I live in a country town in Australia and she is referring me to the physio again. I had no relief from physiotherapy last time and am unsure how it will help this time. I am wondering if I should be asking for a referral to a spinal specialist, or a chiropractor instead. I am 41 years old and am worried about my quality of life as I age with this problem. I am also very upset with the lack of care I had received. No one wanted to look into any of my pain and as a result I felt like there was something wrong with me not being able to handle childbirth. Silly now that I know what I have been living with and doing my best to cope with.

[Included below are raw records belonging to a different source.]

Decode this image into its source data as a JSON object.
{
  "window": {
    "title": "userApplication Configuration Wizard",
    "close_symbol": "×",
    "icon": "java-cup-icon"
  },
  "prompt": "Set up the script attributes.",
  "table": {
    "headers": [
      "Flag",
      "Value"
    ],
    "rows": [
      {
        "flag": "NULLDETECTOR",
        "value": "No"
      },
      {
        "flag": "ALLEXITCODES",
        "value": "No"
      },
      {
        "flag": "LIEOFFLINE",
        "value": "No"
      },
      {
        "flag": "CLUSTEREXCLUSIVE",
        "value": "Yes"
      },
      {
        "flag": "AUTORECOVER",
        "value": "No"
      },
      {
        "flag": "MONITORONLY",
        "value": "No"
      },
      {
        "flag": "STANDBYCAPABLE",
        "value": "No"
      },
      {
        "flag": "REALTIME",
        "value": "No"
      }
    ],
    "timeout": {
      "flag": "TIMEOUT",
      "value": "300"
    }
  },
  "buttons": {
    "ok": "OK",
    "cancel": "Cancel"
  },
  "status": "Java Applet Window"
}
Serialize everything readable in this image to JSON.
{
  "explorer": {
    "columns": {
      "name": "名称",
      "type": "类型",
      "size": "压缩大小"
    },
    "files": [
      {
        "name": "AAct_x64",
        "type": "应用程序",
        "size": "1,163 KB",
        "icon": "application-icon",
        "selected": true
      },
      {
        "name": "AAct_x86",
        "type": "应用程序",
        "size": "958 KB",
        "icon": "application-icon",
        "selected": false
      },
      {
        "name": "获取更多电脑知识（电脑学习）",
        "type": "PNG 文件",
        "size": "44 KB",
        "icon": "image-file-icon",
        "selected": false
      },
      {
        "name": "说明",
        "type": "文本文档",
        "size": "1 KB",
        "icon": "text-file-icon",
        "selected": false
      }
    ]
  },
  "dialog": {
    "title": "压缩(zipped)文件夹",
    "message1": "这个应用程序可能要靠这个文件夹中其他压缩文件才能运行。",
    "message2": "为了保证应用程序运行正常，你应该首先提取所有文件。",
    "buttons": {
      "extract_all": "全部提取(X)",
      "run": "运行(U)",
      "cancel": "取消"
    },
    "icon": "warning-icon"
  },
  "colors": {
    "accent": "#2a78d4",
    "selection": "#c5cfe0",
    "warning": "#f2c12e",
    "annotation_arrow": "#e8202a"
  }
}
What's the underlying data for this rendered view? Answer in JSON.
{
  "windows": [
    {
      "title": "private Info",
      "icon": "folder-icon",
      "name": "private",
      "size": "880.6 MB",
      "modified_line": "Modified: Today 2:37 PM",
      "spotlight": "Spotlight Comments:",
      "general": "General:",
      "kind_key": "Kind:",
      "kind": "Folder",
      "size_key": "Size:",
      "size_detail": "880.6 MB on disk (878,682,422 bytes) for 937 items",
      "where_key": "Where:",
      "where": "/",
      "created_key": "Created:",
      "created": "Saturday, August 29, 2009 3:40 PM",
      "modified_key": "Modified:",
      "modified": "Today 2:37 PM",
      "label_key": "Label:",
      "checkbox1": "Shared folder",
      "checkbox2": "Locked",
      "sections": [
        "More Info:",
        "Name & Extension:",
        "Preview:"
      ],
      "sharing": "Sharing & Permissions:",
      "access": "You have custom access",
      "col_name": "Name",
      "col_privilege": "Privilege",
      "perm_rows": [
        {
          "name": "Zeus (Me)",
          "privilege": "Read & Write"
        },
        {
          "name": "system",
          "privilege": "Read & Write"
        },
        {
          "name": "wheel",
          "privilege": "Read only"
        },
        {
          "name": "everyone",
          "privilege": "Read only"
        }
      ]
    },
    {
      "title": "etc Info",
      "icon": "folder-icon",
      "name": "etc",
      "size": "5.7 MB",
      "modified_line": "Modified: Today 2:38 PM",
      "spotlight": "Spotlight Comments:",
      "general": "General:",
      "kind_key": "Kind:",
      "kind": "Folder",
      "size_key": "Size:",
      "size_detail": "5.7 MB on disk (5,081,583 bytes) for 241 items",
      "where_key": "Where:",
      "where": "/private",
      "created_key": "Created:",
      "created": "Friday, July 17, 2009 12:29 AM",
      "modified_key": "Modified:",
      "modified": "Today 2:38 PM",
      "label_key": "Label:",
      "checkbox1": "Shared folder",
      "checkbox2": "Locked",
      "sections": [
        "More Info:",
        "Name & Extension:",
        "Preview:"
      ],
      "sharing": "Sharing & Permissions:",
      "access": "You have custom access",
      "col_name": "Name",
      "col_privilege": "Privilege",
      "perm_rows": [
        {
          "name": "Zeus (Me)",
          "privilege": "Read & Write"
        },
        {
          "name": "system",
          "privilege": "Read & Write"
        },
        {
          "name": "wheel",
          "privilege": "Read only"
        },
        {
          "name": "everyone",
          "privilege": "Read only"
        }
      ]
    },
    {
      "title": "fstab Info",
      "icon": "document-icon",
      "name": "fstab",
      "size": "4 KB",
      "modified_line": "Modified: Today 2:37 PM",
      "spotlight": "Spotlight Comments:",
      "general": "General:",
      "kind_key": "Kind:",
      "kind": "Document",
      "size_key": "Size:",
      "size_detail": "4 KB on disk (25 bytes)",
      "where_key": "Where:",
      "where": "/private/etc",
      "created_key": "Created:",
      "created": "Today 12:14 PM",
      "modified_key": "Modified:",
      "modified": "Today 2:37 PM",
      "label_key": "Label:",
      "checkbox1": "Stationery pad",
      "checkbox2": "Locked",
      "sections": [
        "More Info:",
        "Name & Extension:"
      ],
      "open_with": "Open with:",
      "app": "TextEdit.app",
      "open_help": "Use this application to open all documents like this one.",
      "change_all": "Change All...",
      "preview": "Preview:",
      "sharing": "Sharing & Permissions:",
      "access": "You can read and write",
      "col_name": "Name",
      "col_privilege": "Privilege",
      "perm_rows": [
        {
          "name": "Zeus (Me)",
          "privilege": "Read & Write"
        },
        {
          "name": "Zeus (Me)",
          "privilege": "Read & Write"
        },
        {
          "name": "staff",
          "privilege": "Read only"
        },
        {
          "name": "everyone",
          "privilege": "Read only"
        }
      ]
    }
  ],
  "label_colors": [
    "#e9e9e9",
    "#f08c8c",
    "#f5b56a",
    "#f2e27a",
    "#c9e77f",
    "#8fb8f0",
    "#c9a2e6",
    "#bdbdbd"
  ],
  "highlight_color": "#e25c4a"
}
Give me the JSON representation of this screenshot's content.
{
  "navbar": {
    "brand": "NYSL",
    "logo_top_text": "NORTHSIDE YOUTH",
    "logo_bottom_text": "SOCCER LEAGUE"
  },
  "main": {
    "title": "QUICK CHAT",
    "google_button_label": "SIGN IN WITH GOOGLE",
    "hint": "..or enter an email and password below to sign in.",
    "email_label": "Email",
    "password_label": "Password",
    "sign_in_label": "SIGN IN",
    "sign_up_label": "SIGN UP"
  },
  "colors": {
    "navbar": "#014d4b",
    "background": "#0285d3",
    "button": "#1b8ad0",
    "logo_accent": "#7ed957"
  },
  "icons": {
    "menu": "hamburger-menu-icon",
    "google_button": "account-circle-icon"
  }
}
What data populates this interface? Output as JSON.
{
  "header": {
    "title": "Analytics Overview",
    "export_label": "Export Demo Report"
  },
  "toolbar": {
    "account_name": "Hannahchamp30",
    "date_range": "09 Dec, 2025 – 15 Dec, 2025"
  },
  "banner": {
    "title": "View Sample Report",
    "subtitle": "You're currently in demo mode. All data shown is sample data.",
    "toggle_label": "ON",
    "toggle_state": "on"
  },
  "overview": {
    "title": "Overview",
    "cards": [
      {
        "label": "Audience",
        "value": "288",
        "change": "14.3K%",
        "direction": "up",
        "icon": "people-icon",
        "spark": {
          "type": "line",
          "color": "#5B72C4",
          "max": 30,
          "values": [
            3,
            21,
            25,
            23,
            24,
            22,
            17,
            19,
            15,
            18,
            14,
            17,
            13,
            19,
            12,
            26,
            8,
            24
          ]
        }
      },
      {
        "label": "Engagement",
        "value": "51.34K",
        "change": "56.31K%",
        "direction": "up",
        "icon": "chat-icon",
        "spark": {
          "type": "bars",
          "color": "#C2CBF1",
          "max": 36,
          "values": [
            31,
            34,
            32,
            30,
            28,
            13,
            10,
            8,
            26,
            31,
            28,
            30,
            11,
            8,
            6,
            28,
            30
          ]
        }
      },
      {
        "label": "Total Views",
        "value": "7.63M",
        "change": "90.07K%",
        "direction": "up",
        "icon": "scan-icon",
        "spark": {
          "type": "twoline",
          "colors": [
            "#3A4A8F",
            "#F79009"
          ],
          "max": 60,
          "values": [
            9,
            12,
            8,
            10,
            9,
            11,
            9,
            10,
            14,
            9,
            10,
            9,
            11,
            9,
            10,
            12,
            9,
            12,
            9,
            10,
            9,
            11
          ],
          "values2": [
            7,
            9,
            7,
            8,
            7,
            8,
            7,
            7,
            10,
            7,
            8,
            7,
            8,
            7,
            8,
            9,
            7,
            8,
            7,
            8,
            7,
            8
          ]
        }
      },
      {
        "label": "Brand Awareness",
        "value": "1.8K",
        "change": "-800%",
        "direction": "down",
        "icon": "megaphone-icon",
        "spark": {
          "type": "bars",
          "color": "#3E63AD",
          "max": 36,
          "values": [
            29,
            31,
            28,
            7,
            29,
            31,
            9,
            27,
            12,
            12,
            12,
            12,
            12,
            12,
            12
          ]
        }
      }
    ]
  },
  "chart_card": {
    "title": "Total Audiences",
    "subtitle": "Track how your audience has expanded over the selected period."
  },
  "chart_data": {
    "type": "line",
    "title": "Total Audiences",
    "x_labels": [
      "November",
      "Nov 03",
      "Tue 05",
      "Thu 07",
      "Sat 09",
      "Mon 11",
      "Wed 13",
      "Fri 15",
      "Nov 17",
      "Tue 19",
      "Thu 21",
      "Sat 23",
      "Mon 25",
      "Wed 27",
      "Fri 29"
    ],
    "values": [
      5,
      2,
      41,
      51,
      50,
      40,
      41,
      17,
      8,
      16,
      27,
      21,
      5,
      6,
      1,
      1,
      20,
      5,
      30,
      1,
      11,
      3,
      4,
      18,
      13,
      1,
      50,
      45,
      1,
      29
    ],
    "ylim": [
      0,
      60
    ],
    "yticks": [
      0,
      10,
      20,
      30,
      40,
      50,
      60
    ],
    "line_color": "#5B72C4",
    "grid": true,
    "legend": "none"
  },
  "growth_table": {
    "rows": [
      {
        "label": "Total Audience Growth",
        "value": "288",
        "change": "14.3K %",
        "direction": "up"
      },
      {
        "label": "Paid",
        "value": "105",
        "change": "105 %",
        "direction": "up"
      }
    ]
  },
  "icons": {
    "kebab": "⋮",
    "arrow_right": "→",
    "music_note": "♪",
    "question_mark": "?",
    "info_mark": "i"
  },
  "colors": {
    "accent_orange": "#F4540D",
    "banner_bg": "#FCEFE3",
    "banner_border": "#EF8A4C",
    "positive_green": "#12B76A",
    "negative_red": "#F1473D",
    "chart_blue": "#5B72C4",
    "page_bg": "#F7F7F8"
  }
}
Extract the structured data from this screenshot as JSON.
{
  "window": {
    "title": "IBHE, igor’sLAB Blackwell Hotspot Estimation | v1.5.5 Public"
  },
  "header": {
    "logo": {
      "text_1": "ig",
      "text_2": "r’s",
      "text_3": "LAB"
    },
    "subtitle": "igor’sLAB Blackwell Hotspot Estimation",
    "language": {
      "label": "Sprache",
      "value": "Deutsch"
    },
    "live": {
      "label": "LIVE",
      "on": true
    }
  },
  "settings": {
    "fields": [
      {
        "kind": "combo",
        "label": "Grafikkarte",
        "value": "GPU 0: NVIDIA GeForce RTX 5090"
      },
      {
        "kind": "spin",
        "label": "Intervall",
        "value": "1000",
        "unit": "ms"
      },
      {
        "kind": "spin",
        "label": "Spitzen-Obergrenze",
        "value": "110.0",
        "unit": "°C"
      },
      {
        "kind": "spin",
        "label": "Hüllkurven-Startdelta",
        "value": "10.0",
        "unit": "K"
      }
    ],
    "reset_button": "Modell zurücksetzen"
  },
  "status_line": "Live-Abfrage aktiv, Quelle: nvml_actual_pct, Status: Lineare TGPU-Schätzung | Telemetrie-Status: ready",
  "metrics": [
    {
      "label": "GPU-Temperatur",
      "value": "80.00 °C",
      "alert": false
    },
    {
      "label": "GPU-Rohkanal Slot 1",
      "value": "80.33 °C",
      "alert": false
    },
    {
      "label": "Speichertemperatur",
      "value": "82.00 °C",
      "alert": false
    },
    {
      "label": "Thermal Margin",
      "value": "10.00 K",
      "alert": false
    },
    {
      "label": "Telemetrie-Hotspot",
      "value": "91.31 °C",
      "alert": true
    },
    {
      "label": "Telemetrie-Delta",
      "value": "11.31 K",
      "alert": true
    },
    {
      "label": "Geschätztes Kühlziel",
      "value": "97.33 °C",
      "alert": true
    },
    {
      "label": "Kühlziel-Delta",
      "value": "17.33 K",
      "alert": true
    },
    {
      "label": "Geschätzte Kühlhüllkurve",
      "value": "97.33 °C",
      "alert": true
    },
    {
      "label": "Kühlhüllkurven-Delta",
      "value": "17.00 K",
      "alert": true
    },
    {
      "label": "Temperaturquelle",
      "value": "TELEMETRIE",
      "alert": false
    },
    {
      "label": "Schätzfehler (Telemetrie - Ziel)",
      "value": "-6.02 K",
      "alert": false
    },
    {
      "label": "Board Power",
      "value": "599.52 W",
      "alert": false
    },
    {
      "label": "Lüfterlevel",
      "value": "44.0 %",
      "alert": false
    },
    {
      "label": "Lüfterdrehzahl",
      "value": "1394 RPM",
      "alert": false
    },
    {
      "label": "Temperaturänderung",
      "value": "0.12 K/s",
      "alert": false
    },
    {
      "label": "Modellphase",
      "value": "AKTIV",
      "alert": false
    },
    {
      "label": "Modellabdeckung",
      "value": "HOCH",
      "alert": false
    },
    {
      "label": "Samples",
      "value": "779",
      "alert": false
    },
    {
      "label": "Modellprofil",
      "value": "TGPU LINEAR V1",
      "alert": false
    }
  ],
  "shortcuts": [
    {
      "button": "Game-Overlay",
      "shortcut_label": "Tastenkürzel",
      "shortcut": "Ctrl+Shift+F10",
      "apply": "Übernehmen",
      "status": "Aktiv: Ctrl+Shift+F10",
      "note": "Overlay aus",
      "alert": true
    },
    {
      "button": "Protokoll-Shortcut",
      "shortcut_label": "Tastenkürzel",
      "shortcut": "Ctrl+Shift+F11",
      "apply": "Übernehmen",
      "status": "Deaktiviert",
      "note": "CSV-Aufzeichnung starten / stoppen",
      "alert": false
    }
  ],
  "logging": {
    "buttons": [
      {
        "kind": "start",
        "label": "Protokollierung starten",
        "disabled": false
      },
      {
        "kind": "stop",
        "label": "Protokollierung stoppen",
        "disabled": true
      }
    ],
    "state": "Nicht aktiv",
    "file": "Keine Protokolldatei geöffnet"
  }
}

I really need some advice. Is 3 years later too late for any help? What should I look for in a chiropractor or should I be seek different medical help? What questions should I ask someone to know that they are really good at what they do? I am a strong minded person and I have not taken any medication for my pain as I was breast feeding and now have been learning to just live with it. Should I be taking an anti inflammatory? It is always a constant but some days can be worse that others and I am really grateful for the relief of the better days. I wake at night with pain pulsating. I can't be on my feet for long periods of time. The numbness is always there. Will pain killers help with that? Or if I take them will I do something that could exacerbate my problem say for instance think I can exercise again and push myself to far because I can't feel the boundaries of pain? Can any of this be reversed? I would be so grateful for any advice you can share with me.